Le département d’État américain a annoncé une profonde réorganisation du traitement des visas en Afrique. À partir du 1er août 2026, les services consulaires ordinaires seront désormais concentrés dans seulement vingt centres régionaux à travers le continent, modifiant considérablement les conditions d’accès aux États-Unis pour des millions de demandeurs africains.
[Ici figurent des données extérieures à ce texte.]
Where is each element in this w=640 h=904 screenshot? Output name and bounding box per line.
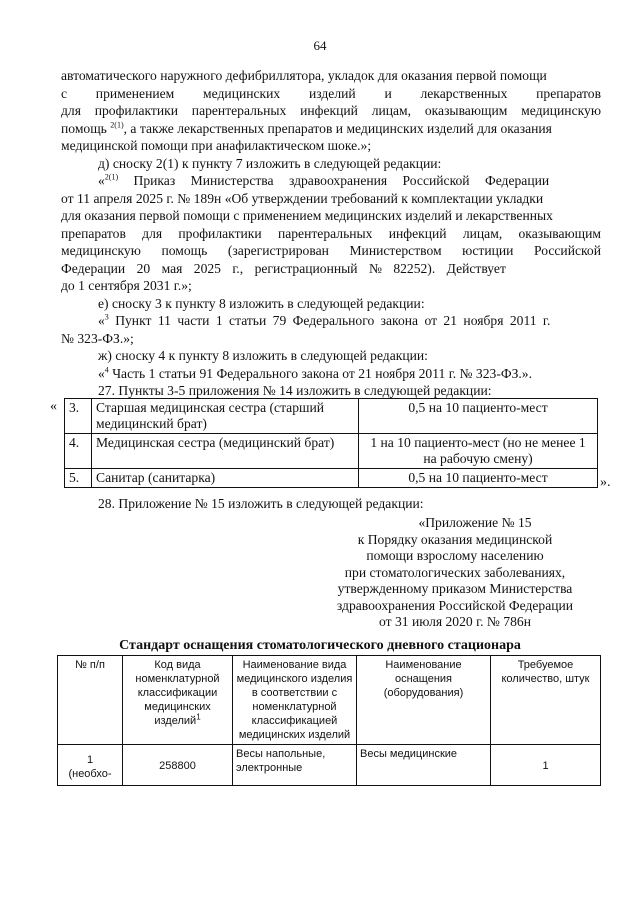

Cette mesure entraîne la suppression du traitement courant des visas dans 25 pays africains. Des villes comme Bamako, Ouagadougou, Niamey, Cotonou, Conakry, Nouakchott, Brazzaville et Libreville ne traiteront plus les demandes classiques de visas. Les personnes concernées devront se rendre dans des centres régionaux situés dans des pays voisins pour effectuer leurs démarches.
Les nouveaux pôles consulaires retenus sont notamment Abidjan, Accra, Addis-Abeba, Dakar, Kigali, Kinshasa, Lagos, Lomé, Nairobi, Yaoundé et Johannesburg. Les ambassades des pays concernés continueront toutefois d’assurer les services destinés aux citoyens américains, les urgences consulaires ainsi que la délivrance des visas diplomatiques. Les visas déjà accordés demeurent valides et les demandeurs disposant d’un rendez-vous recevront des instructions par courrier électronique.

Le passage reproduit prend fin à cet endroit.